One of three former Minneapolis police officers currently facing charges in connection with the death of George Floyd testified on Tuesday that he did not realize Floyd was dying when he was at the scene, The Associated Press reported.
Floyd, a Black man, was killed in May 2020 after police responded to a call from a Minneapolis store owner, who alleged that Floyd used a counterfeit $20 bill.
Tou Thao testified that after arriving on the scene he served as “a human traffic cone” on a roadway for crowd control while other police officers were engaged with Floyd, the AP reported.

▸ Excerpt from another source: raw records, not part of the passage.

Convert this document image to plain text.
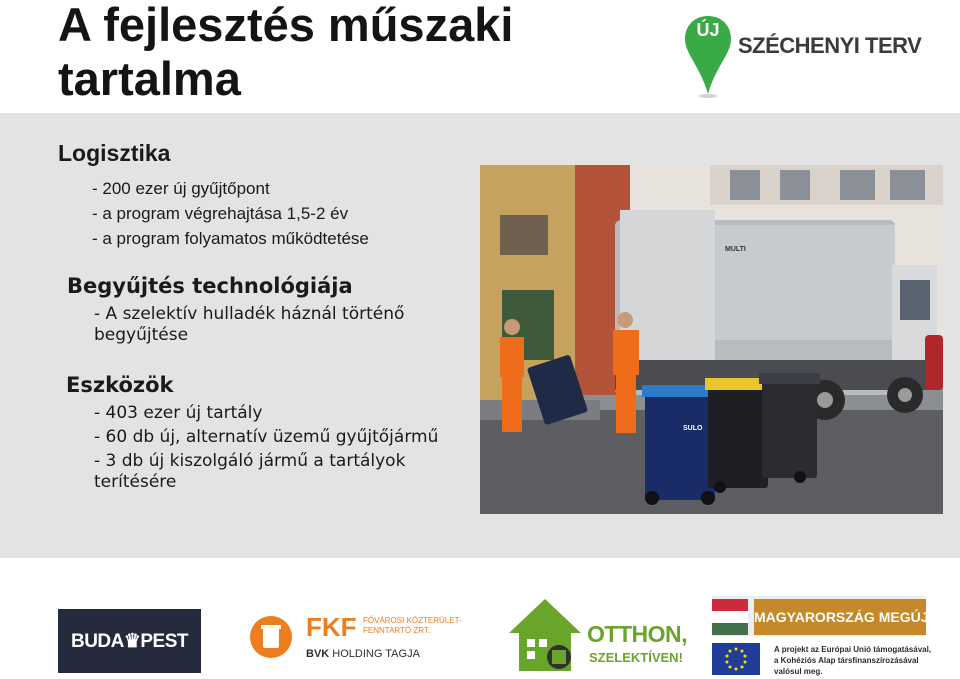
A fejlesztés műszaki tartalma
ÚJ
SZÉCHENYI TERV
Logisztika
- 200 ezer új gyűjtőpont
- a program végrehajtása 1,5-2 év
- a program folyamatos működtetése
Begyűjtés technológiája
- A szelektív hulladék háznál történő begyűjtése
Eszközök
- 403 ezer új tartály
- 60 db új, alternatív üzemű gyűjtőjármű
- 3 db új kiszolgáló jármű a tartályok terítésére
SULO
MULTI
BUDA♛PEST	FKF FŐVÁROSI KÖZTERÜLET-FENNTARTÓ ZRT.
BVK HOLDING TAGJA
OTTHON,
SZELEKTÍVEN!
MAGYARORSZÁG MEGÚJUL
A projekt az Európai Unió támogatásával, a Kohéziós Alap társfinanszírozásával valósul meg.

Thao said that he presumed Floyd was not in cardiac arrest while he was being held down because he said he had not seen any officers try to perform CPR on him, though he noted that some onlookers wanted Floyd’s pulse to be checked by officers and were concerned about his condition.
He acknowledged that he had heard Floyd say “I can’t breathe,” but he said that from his vantage point he could not see anything that would have blocked Floyd physically from breathing, according to the AP.
The former officer also testified that he believed it was clear “that [Floyd] was under the influence of some type of drugs” while officers tried to put him in a squad car, the AP reported.
Thao is among three police officers who face federal charges for allegedly denying medical care to Floyd and violating his civil rights. The other two charged are former Minneapolis officers J. Alexander Kueng and Thomas Lane.
Floyd died after another former Minneapolis officer, Derek Chauvin, knelt on his neck for more than nine minutes. His killing reignited a national reckoning over criminal justice and the treatment of Black Americans in the United States.
Chauvin was sentenced to 22.5 years in prison last year after being convicted by a jury of second-degree murder, second-degree manslaughter and third-degree murder.